To get an idea we may study what happens in societies that outlaw belief in God, that treat religious faith as a social aberration or failure of scientific reason. In fact we have several such societies that did precisely this, and their record is horrendous. Whether we look at the Soviet Union, communist China, or any of the other radically secular projects, we find literally millions of victims. In these societies religion is treated as a kind of mental illness or inveterate stupidity (the way Harris and Dawkins view it), and its adherents are brutalized en mass. Overly confident in its own “scientific” ideology of human “progress”, the cultural elite quickly becomes overseer of a vast gulag.

The answer to violence committed by religious fanatics is certainly not the imposition of a fanatical secularism. The problem with Dawkins, Harris and glib cheerleaders like Bill Maher, is that they are historically shallow. When they talk about history or society, they literally don’t know what they’re talking about. I refer to people like Harris and Maher as “liberal fundamentalists”--which is of course a contradiction in terms, a contradiction they should be ashamed of. Because our liberal Western societies are only liberal to the extent that they are pluralist; our liberal political orders recognize and regularly deal with deep incompatibilities of belief among citizens, which is what makes them valid as liberal communities to begin with. Religious beliefs are not merely among these variously held beliefs--no, in the case of Christianity they ethically underpin the whole project.

Against Harris, Dawkins, Maher and all their followers who would use the tragedy at Charlie Hebdo to attack religion in general, I would say: There is no feasible way to impose an ethical, one-size-fits-all atheist system on humanity and expect anything but dismal results. At the end of the day, lib-fundies (liberal fundamentalists) pose as great a danger to our Western societies as religious fanatics do--if not even more of a danger, since they naively claim to be fighting for the human rights enshrined in our constitutions. In fact they hardly understand the deep history of these rights.

Those who do not recognize, to begin with, what a fundamental and sacred mystery human being really is, are not qualified to be the central defenders of human rights.

And neither is the neo-liberal elite, whose speedy co-opting of the massacre in Paris is regrettable. To see the leaders of European capitalism holding up JE SUIS CHARLIE placards, as I likely will at today’s Paris rally, leaves a bad taste in the mouth, if only because the neo-liberal religion, namely the Free Market (blessed be Its name) bears much of the responsibility for the desperation that has led so many young people toward extremism. Among world leaders the only one I see who’s directly addressing the serious problems is Pope Francis.

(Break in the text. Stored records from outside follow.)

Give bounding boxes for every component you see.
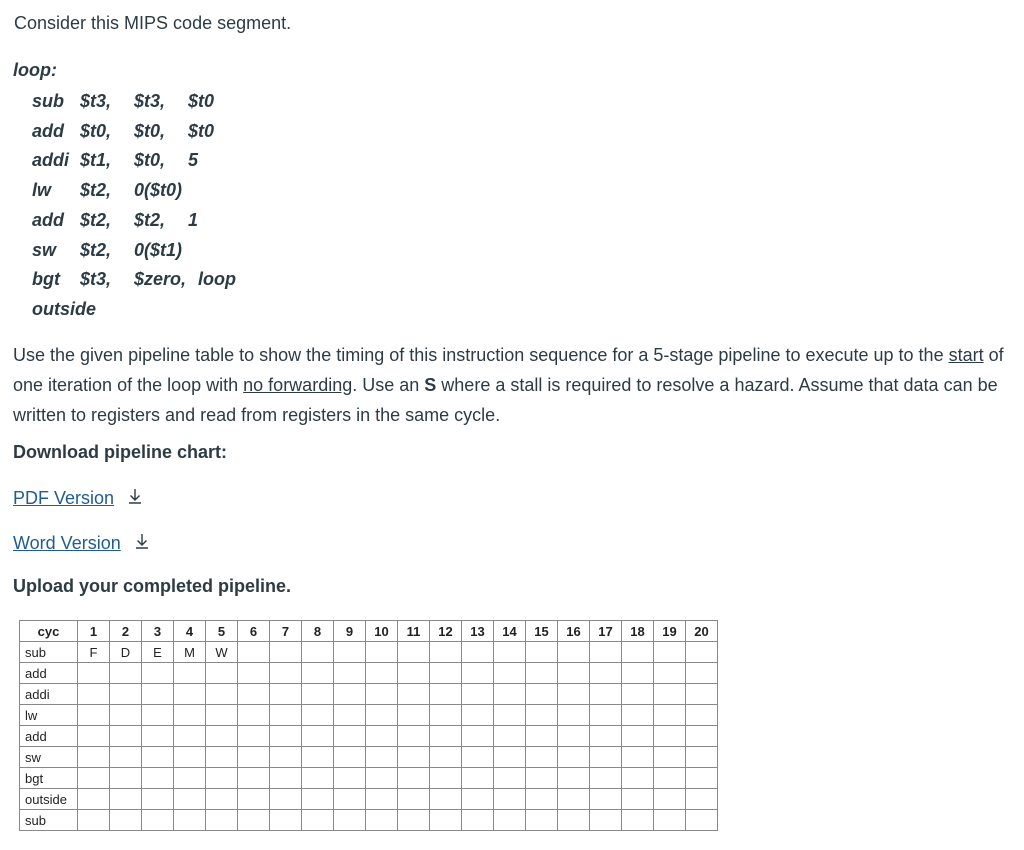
instruction-label: outside (20, 789, 78, 810)
stage-cell (174, 810, 206, 831)
stage-cell (366, 789, 398, 810)
stage-cell: M (174, 642, 206, 663)
stage-cell (270, 789, 302, 810)
stage-cell (654, 768, 686, 789)
stage-cell (110, 810, 142, 831)
stage-cell (238, 705, 270, 726)
stage-cell (110, 726, 142, 747)
cycle-header: 19 (654, 621, 686, 642)
code-op: outside (32, 298, 97, 319)
stage-cell (366, 810, 398, 831)
stage-cell (238, 810, 270, 831)
stage-cell (494, 663, 526, 684)
intro-text: Consider this MIPS code segment. (14, 13, 292, 33)
code-arg: $t0 (188, 120, 215, 141)
stage-cell (142, 789, 174, 810)
code-op: add (32, 209, 65, 230)
stage-cell (654, 726, 686, 747)
stage-cell (110, 663, 142, 684)
stage-cell (238, 768, 270, 789)
stage-cell (622, 768, 654, 789)
stage-cell (334, 810, 366, 831)
stage-cell (206, 768, 238, 789)
stage-cell (494, 747, 526, 768)
stage-cell (206, 747, 238, 768)
stage-cell (334, 705, 366, 726)
word-link-label: Word Version (13, 533, 121, 553)
cycle-header: 15 (526, 621, 558, 642)
code-op: sub (32, 91, 65, 111)
stage-cell (654, 663, 686, 684)
stage-cell (334, 684, 366, 705)
pdf-link-label: PDF Version (13, 488, 115, 508)
stage-cell (526, 726, 558, 747)
table-header-row (20, 621, 718, 642)
stage-cell (270, 663, 302, 684)
stage-cell (270, 726, 302, 747)
stage-cell (526, 768, 558, 789)
instruction-label: addi (20, 684, 78, 705)
stage-cell (302, 663, 334, 684)
code-op: add (32, 120, 65, 141)
stage-cell (590, 810, 622, 831)
stage-cell (334, 642, 366, 663)
stage-cell (398, 747, 430, 768)
stage-cell (302, 747, 334, 768)
code-arg: $t3, (80, 269, 112, 290)
code-line (32, 117, 236, 147)
upload-heading: Upload your completed pipeline. (13, 576, 292, 596)
code-arg: $t1, (80, 150, 112, 171)
stage-cell (206, 789, 238, 810)
stage-cell (686, 642, 718, 663)
stage-cell (622, 747, 654, 768)
stage-cell (238, 747, 270, 768)
stage-cell (398, 810, 430, 831)
stage-cell (494, 789, 526, 810)
stage-cell (430, 684, 462, 705)
stage-cell (590, 684, 622, 705)
pipeline-table (19, 620, 718, 831)
stage-cell (206, 684, 238, 705)
stage-cell (654, 747, 686, 768)
instruction-label: sub (20, 642, 78, 663)
stage-cell (622, 810, 654, 831)
stage-cell (558, 642, 590, 663)
para-bold-s: S (424, 375, 437, 395)
stage-cell (430, 726, 462, 747)
cycle-header: 6 (238, 621, 270, 642)
cycle-header: 5 (206, 621, 238, 642)
stage-cell (494, 726, 526, 747)
code-arg: 5 (188, 150, 199, 171)
stage-cell (142, 726, 174, 747)
download-icon (126, 487, 144, 510)
stage-cell (558, 705, 590, 726)
stage-cell (494, 705, 526, 726)
code-arg: $t0, (80, 120, 112, 141)
stage-cell (142, 747, 174, 768)
stage-cell (430, 663, 462, 684)
stage-cell (270, 768, 302, 789)
stage-cell (78, 726, 110, 747)
stage-cell (462, 726, 494, 747)
stage-cell (398, 684, 430, 705)
stage-cell (174, 726, 206, 747)
stage-cell (430, 810, 462, 831)
cycle-header-label: cyc (20, 621, 78, 642)
stage-cell (654, 642, 686, 663)
stage-cell (494, 768, 526, 789)
stage-cell (558, 684, 590, 705)
stage-cell (430, 747, 462, 768)
code-line (32, 176, 236, 206)
stage-cell (654, 810, 686, 831)
stage-cell (110, 789, 142, 810)
stage-cell (654, 705, 686, 726)
stage-cell (334, 747, 366, 768)
para-underline-start: start (948, 345, 984, 365)
stage-cell (110, 684, 142, 705)
stage-cell (398, 768, 430, 789)
stage-cell: F (78, 642, 110, 663)
para-text: where a stall is required to resolve a hazard. Assume that data can be written to registers and read from registers in the same cycle. (13, 375, 998, 425)
cycle-header: 3 (142, 621, 174, 642)
code-arg: $t2, (134, 209, 166, 230)
stage-cell (590, 768, 622, 789)
stage-cell (78, 768, 110, 789)
stage-cell (270, 684, 302, 705)
stage-cell (302, 768, 334, 789)
cycle-header: 10 (366, 621, 398, 642)
stage-cell (462, 810, 494, 831)
stage-cell (590, 726, 622, 747)
stage-cell (526, 663, 558, 684)
stage-cell (654, 684, 686, 705)
stage-cell (238, 726, 270, 747)
table-body (20, 642, 718, 831)
stage-cell (334, 726, 366, 747)
pdf-download-link[interactable] (13, 487, 144, 510)
stage-cell (366, 726, 398, 747)
stage-cell (366, 663, 398, 684)
stage-cell (462, 747, 494, 768)
code-arg: $t2, (80, 180, 112, 201)
stage-cell (302, 789, 334, 810)
stage-cell (206, 726, 238, 747)
stage-cell (558, 789, 590, 810)
cycle-header: 17 (590, 621, 622, 642)
code-op: sw (32, 239, 57, 260)
stage-cell (366, 684, 398, 705)
stage-cell (110, 747, 142, 768)
instruction-label: sw (20, 747, 78, 768)
stage-cell (238, 684, 270, 705)
stage-cell (206, 810, 238, 831)
stage-cell (270, 747, 302, 768)
code-loop-label: loop: (13, 60, 57, 80)
table-row (20, 726, 718, 747)
table-row (20, 642, 718, 663)
stage-cell (430, 705, 462, 726)
stage-cell (366, 642, 398, 663)
cycle-header: 4 (174, 621, 206, 642)
stage-cell (590, 663, 622, 684)
code-arg: $t0, (134, 150, 166, 171)
stage-cell (398, 705, 430, 726)
stage-cell (462, 705, 494, 726)
stage-cell (686, 810, 718, 831)
stage-cell (142, 705, 174, 726)
instruction-label: sub (20, 810, 78, 831)
cycle-header: 7 (270, 621, 302, 642)
stage-cell (366, 768, 398, 789)
stage-cell (558, 726, 590, 747)
cycle-header: 11 (398, 621, 430, 642)
instruction-label: add (20, 663, 78, 684)
stage-cell (174, 789, 206, 810)
stage-cell (78, 684, 110, 705)
stage-cell (590, 642, 622, 663)
stage-cell (686, 789, 718, 810)
table-row (20, 810, 718, 831)
stage-cell (398, 726, 430, 747)
stage-cell (686, 768, 718, 789)
stage-cell (238, 663, 270, 684)
code-arg: loop (198, 269, 236, 290)
code-arg: 1 (188, 209, 199, 230)
cycle-header: 14 (494, 621, 526, 642)
stage-cell (110, 768, 142, 789)
stage-cell (494, 684, 526, 705)
stage-cell (206, 705, 238, 726)
stage-cell (142, 768, 174, 789)
para-underline-no-forwarding: no forwarding (243, 375, 353, 395)
instruction-label: bgt (20, 768, 78, 789)
stage-cell (78, 747, 110, 768)
code-arg: $zero, (134, 269, 187, 290)
stage-cell (302, 684, 334, 705)
stage-cell (622, 726, 654, 747)
cycle-header: 20 (686, 621, 718, 642)
stage-cell (462, 642, 494, 663)
stage-cell (558, 768, 590, 789)
cycle-header: 18 (622, 621, 654, 642)
cycle-header: 16 (558, 621, 590, 642)
code-arg: $t2, (80, 209, 112, 230)
stage-cell (622, 684, 654, 705)
word-download-link[interactable] (13, 532, 151, 555)
stage-cell (270, 705, 302, 726)
para-text: Use the given pipeline table to show the timing of this instruction sequence for a 5-stage pipeline to execute up to the (13, 345, 949, 365)
stage-cell (622, 705, 654, 726)
stage-cell (398, 789, 430, 810)
cycle-header: 2 (110, 621, 142, 642)
stage-cell (174, 705, 206, 726)
stage-cell (302, 726, 334, 747)
stage-cell (334, 768, 366, 789)
stage-cell (590, 747, 622, 768)
table-row (20, 705, 718, 726)
stage-cell (302, 642, 334, 663)
stage-cell (622, 663, 654, 684)
stage-cell (110, 705, 142, 726)
download-icon (133, 532, 151, 555)
stage-cell (366, 705, 398, 726)
code-op: lw (32, 180, 52, 201)
stage-cell (270, 642, 302, 663)
instructions-paragraph (13, 340, 1008, 430)
code-block (32, 87, 236, 325)
stage-cell (462, 768, 494, 789)
stage-cell (462, 789, 494, 810)
stage-cell (270, 810, 302, 831)
stage-cell (430, 642, 462, 663)
cycle-header: 8 (302, 621, 334, 642)
stage-cell (686, 684, 718, 705)
code-arg: $t3, (134, 91, 166, 111)
code-op: bgt (32, 269, 60, 290)
stage-cell (142, 684, 174, 705)
code-arg: 0($t1) (134, 239, 183, 260)
stage-cell (558, 747, 590, 768)
stage-cell (238, 789, 270, 810)
stage-cell (302, 705, 334, 726)
stage-cell (302, 810, 334, 831)
stage-cell (206, 663, 238, 684)
download-heading: Download pipeline chart: (13, 442, 228, 462)
para-text: . Use an (352, 375, 425, 395)
stage-cell (174, 747, 206, 768)
table-row (20, 684, 718, 705)
stage-cell (526, 789, 558, 810)
stage-cell (78, 663, 110, 684)
code-arg: $t0 (188, 91, 215, 111)
stage-cell (686, 705, 718, 726)
code-line (32, 87, 236, 117)
code-line (32, 295, 236, 325)
stage-cell (174, 684, 206, 705)
stage-cell: D (110, 642, 142, 663)
stage-cell (142, 810, 174, 831)
stage-cell (622, 642, 654, 663)
stage-cell (430, 789, 462, 810)
cycle-header: 13 (462, 621, 494, 642)
stage-cell (398, 642, 430, 663)
stage-cell (558, 663, 590, 684)
stage-cell (462, 663, 494, 684)
stage-cell (526, 810, 558, 831)
stage-cell (78, 789, 110, 810)
stage-cell (686, 663, 718, 684)
cycle-header: 1 (78, 621, 110, 642)
cycle-header: 9 (334, 621, 366, 642)
stage-cell (78, 810, 110, 831)
stage-cell (654, 789, 686, 810)
stage-cell (174, 768, 206, 789)
stage-cell: W (206, 642, 238, 663)
stage-cell (142, 663, 174, 684)
stage-cell (462, 684, 494, 705)
code-line (32, 206, 236, 236)
stage-cell (622, 789, 654, 810)
stage-cell (526, 747, 558, 768)
stage-cell (590, 705, 622, 726)
stage-cell (430, 768, 462, 789)
stage-cell (78, 705, 110, 726)
table-row (20, 789, 718, 810)
code-arg: 0($t0) (134, 180, 183, 201)
code-line (32, 265, 236, 295)
code-op: addi (32, 150, 70, 171)
stage-cell: E (142, 642, 174, 663)
para-text: of one iteration of the loop with (13, 345, 1004, 395)
code-arg: $t0, (134, 120, 166, 141)
table-row (20, 768, 718, 789)
stage-cell (334, 663, 366, 684)
stage-cell (398, 663, 430, 684)
stage-cell (366, 747, 398, 768)
stage-cell (334, 789, 366, 810)
stage-cell (526, 642, 558, 663)
instruction-label: lw (20, 705, 78, 726)
stage-cell (686, 747, 718, 768)
code-line (32, 236, 236, 266)
stage-cell (526, 684, 558, 705)
table-row (20, 663, 718, 684)
table-row (20, 747, 718, 768)
stage-cell (494, 810, 526, 831)
code-arg: $t2, (80, 239, 112, 260)
stage-cell (174, 663, 206, 684)
cycle-header: 12 (430, 621, 462, 642)
stage-cell (558, 810, 590, 831)
code-line (32, 146, 236, 176)
stage-cell (526, 705, 558, 726)
stage-cell (238, 642, 270, 663)
code-arg: $t3, (80, 91, 112, 111)
stage-cell (686, 726, 718, 747)
instruction-label: add (20, 726, 78, 747)
stage-cell (590, 789, 622, 810)
stage-cell (494, 642, 526, 663)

In conclusion I would like to say one final word about Islam. Above I write that contemporary Islam “has a problem”. I think this is obviously true. But I do not want to be misunderstood. To say that Islam has a problem is not at all to say that Islam is itself a problem or that Muslims as such are a problem. No. I’m hopeful that over time, and with sufficient effort, the majority of Muslims will find the wisdom to counterbalance this fanatical movement that is now harming them even more than it is harming the rest of us. I’ve had Muslim friends, I’ve read Muslim books, and know that the Muslim tradition, going back to Muhammad’s time, is rich enough to find both good and bad in it. Just as, of course, my own Christian tradition has at times been mined in order to bring about great good--in order to show the Spirit at work in humanity--but at other times been misinterpreted in order to commit terrible acts.

The tragedy in Paris must not be co-opted to bash Europe’s Muslims or any other religious group. It should force us rather to look at the real causes of the despair now wracking so many young people, pushing them to leave behind what is good in their traditions and to take up instead the nihilistic banner of hatred and revenge.